Article in English | MEDLINE | ID: mdl-36132302

ABSTRACT

The combination of ionic liquid and nanoparticle properties is highly appealing for a number of applications. However, thus far there has been limited systematic exploration of colloidal stabilisation in these solvents, which provides an initial direction towards their employment. Here, we present a new and comprehensive study of the key parameters affecting the colloidal stability in dispersions of oxide nanoparticles in ionic liquids. Twelve diverse and representative ionic liquids are used to disperse iron oxide nanoparticles. The liquid interface of these nanoparticles has been carefully tuned in a molecular solvent before transferring into an ionic liquid, without passing through the powder state. Multiscale-characterisation is applied, on both the micro and the nano scale, incorporating both small angle X-ray scattering and dynamic light scattering. The results show the surface charge of the nanoparticles to be a crucial parameter, controlling the layering of the surrounding ionic liquid, and hence producing repulsion allowing efficient counterbalancing of the attractive interactions.

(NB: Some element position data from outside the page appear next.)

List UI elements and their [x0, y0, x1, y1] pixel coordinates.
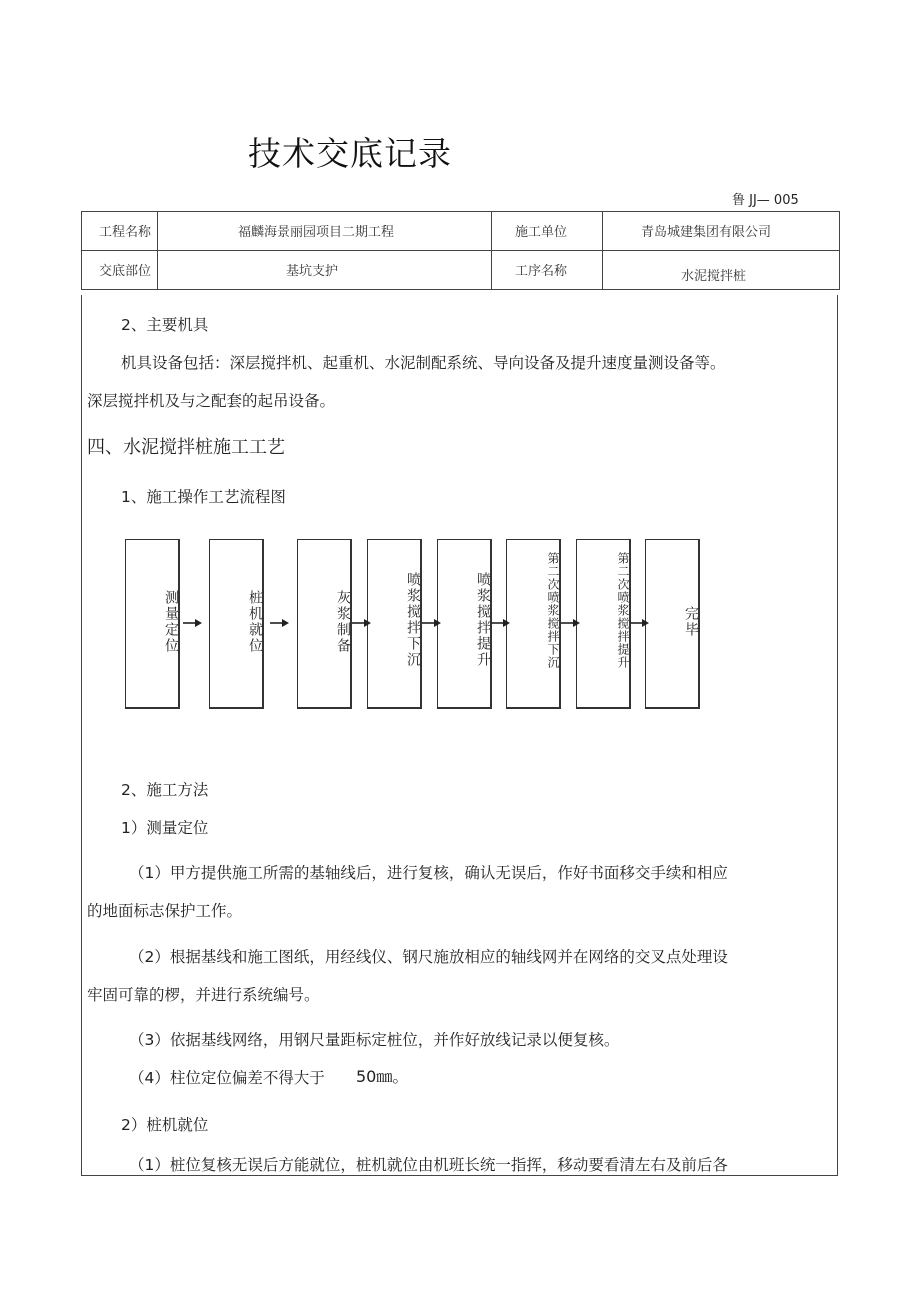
flow-step-spray-mix-descend: 喷浆搅拌下沉 [367, 539, 422, 709]
document-code: 鲁 JJ— 005 [732, 193, 799, 208]
method-heading: 2、施工方法 [121, 781, 209, 799]
rig-heading: 2）桩机就位 [121, 1116, 209, 1134]
flow-arrow-icon [183, 617, 203, 629]
paragraph-2-line2: 牢固可靠的椤，并进行系统编号。 [87, 986, 320, 1004]
contractor-value: 青岛城建集团有限公司 [603, 212, 840, 251]
flow-step-second-descend: 第二次喷浆搅拌下沉 [506, 539, 561, 709]
process-name-value: 水泥搅拌桩 [603, 251, 840, 290]
flow-step-grout-preparation: 灰浆制备 [297, 539, 352, 709]
paragraph-4-value: 50㎜。 [356, 1067, 409, 1086]
flow-step-second-lift: 第二次喷浆搅拌提升 [576, 539, 631, 709]
paragraph-1-line2: 的地面标志保护工作。 [87, 902, 243, 920]
flow-step-survey: 测量定位 [125, 539, 180, 709]
paragraph-2-line1: （2）根据基线和施工图纸，用经线仪、钢尺施放相应的轴线网并在网络的交叉点处理设 [129, 948, 728, 966]
survey-heading: 1）测量定位 [121, 819, 209, 837]
project-name-value: 福麟海景丽园项目二期工程 [158, 212, 492, 251]
flow-step-rig-positioning: 桩机就位 [209, 539, 264, 709]
flow-arrow-icon [422, 617, 442, 629]
header-table [81, 211, 840, 290]
paragraph-5: （1）桩位复核无误后方能就位，桩机就位由机班长统一指挥，移动要看清左右及前后各 [129, 1156, 728, 1174]
flow-arrow-icon [630, 617, 650, 629]
flow-heading: 1、施工操作工艺流程图 [121, 488, 286, 506]
handover-part-label: 交底部位 [82, 251, 158, 290]
handover-part-value: 基坑支护 [158, 251, 492, 290]
project-name-label: 工程名称 [82, 212, 158, 251]
flow-step-spray-mix-lift: 喷浆搅拌提升 [437, 539, 492, 709]
flow-arrow-icon [561, 617, 581, 629]
contractor-label: 施工单位 [492, 212, 603, 251]
flow-arrow-icon [491, 617, 511, 629]
equipment-text-line2: 深层搅拌机及与之配套的起吊设备。 [87, 392, 336, 410]
paragraph-3: （3）依据基线网络，用钢尺量距标定桩位，并作好放线记录以便复核。 [129, 1031, 620, 1049]
flow-arrow-icon [352, 617, 372, 629]
process-name-label: 工序名称 [492, 251, 603, 290]
flow-step-complete: 完毕 [645, 539, 700, 709]
paragraph-1-line1: （1）甲方提供施工所需的基轴线后，进行复核，确认无误后，作好书面移交手续和相应 [129, 864, 728, 882]
equipment-heading: 2、主要机具 [121, 316, 209, 334]
equipment-text-line1: 机具设备包括：深层搅拌机、起重机、水泥制配系统、导向设备及提升速度量测设备等。 [121, 354, 726, 372]
page-title: 技术交底记录 [248, 134, 452, 173]
paragraph-4-text: （4）柱位定位偏差不得大于 [129, 1069, 325, 1087]
section-four-heading: 四、水泥搅拌桩施工工艺 [87, 437, 285, 458]
flow-arrow-icon [270, 617, 290, 629]
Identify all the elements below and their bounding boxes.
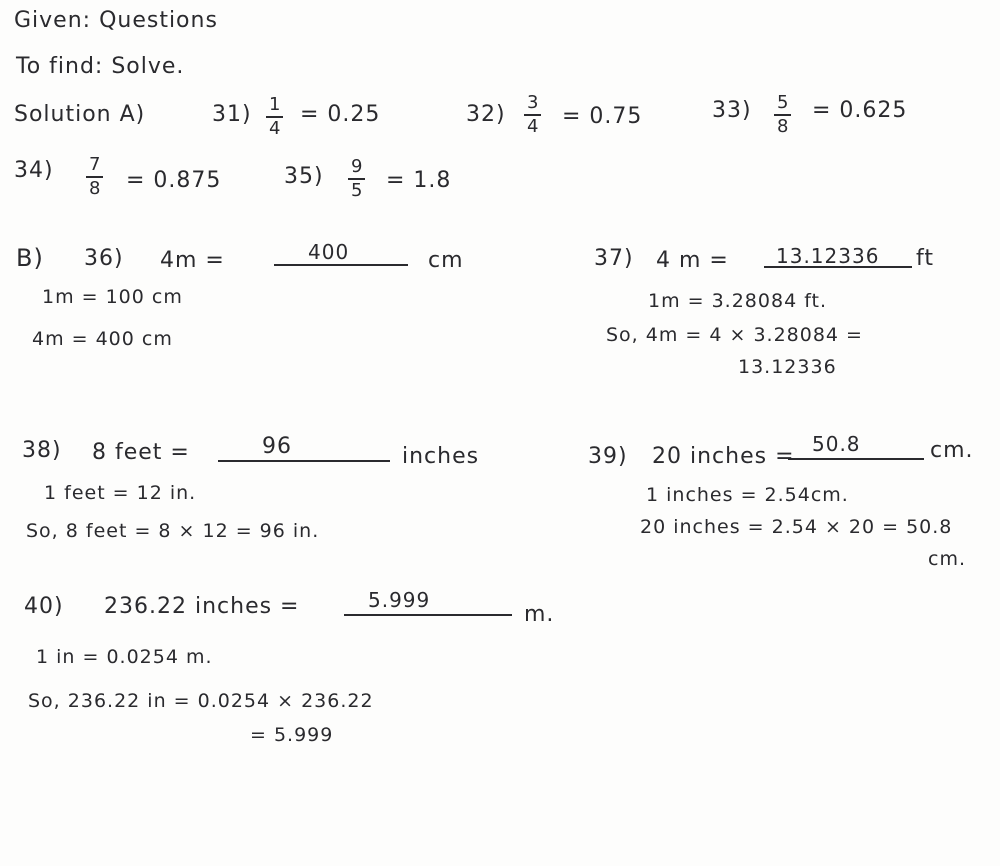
q34-numerator: 7 <box>86 156 103 178</box>
q35-result: = 1.8 <box>386 168 452 193</box>
given-line: Given: Questions <box>14 8 218 33</box>
q34-result: = 0.875 <box>126 168 222 193</box>
q34-number: 34) <box>14 158 54 183</box>
q33-numerator: 5 <box>774 94 791 116</box>
q36-answer: 400 <box>308 240 350 264</box>
q32-number: 32) <box>466 102 506 127</box>
q34-denominator: 8 <box>89 178 101 199</box>
q40-answer-line <box>344 614 512 616</box>
q40-number: 40) <box>24 594 64 619</box>
to-find-line: To find: Solve. <box>16 54 185 79</box>
q36-step2: 4m = 400 cm <box>32 328 173 350</box>
q39-unit: cm. <box>930 438 974 463</box>
q40-answer: 5.999 <box>368 588 431 612</box>
q39-answer: 50.8 <box>812 432 861 456</box>
q39-step3: cm. <box>928 548 966 570</box>
q37-step3: 13.12336 <box>738 356 837 378</box>
q33-fraction <box>774 94 791 136</box>
q37-lhs: 4 m = <box>656 248 729 273</box>
q31-numerator: 1 <box>266 96 283 118</box>
q37-step1: 1m = 3.28084 ft. <box>648 290 828 312</box>
q33-result: = 0.625 <box>812 98 908 123</box>
q40-step2: So, 236.22 in = 0.0254 × 236.22 <box>28 690 374 712</box>
q36-number: 36) <box>84 246 124 271</box>
q33-number: 33) <box>712 98 752 123</box>
q38-unit: inches <box>402 444 480 469</box>
q38-answer: 96 <box>262 434 292 459</box>
q40-unit: m. <box>524 602 555 627</box>
q39-step1: 1 inches = 2.54cm. <box>646 484 849 506</box>
q40-step3: = 5.999 <box>250 724 334 746</box>
q38-step2: So, 8 feet = 8 × 12 = 96 in. <box>26 520 320 542</box>
q39-lhs: 20 inches = <box>652 444 795 469</box>
q32-fraction <box>524 94 541 136</box>
solution-label: Solution A) <box>14 102 146 127</box>
q31-fraction <box>266 96 283 138</box>
q38-step1: 1 feet = 12 in. <box>44 482 197 504</box>
part-b-label: B) <box>16 244 44 272</box>
q36-lhs: 4m = <box>160 248 225 273</box>
q37-step2: So, 4m = 4 × 3.28084 = <box>606 324 863 346</box>
q38-answer-line <box>218 460 390 462</box>
q39-number: 39) <box>588 444 628 469</box>
q35-numerator: 9 <box>348 158 365 180</box>
q37-answer: 13.12336 <box>776 244 880 268</box>
q31-number: 31) <box>212 102 252 127</box>
q38-lhs: 8 feet = <box>92 440 190 465</box>
q35-denominator: 5 <box>351 180 363 201</box>
q36-unit: cm <box>428 248 464 273</box>
q39-answer-line <box>788 458 924 460</box>
q38-number: 38) <box>22 438 62 463</box>
q31-denominator: 4 <box>269 118 281 139</box>
q40-step1: 1 in = 0.0254 m. <box>36 646 213 668</box>
q32-denominator: 4 <box>527 116 539 137</box>
q39-step2: 20 inches = 2.54 × 20 = 50.8 <box>640 516 953 538</box>
q35-number: 35) <box>284 164 324 189</box>
q37-answer-line <box>764 266 912 268</box>
q33-denominator: 8 <box>777 116 789 137</box>
q34-fraction <box>86 156 103 198</box>
q31-result: = 0.25 <box>300 102 381 127</box>
q40-lhs: 236.22 inches = <box>104 594 300 619</box>
q32-result: = 0.75 <box>562 104 643 129</box>
q37-unit: ft <box>916 246 934 271</box>
q36-answer-line <box>274 264 408 266</box>
q32-numerator: 3 <box>524 94 541 116</box>
q36-step1: 1m = 100 cm <box>42 286 183 308</box>
q35-fraction <box>348 158 365 200</box>
q37-number: 37) <box>594 246 634 271</box>
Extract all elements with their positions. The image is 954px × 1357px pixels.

For intermediate charges the strength of the repulsion depends on the specific system causing varying levels of aggregation or even none at all. Several samples consist of sufficiently repulsive systems leading to single dispersed nanoparticles, stable in the long term. Thanks to the magnetic properties of the chosen iron oxide nanoparticles, true ferrofluids are produced, appropriate for applications using magnetic fields. The strength and breadth of the observed trends suggests that the key parameters identified here can be generalised to most ionic liquids.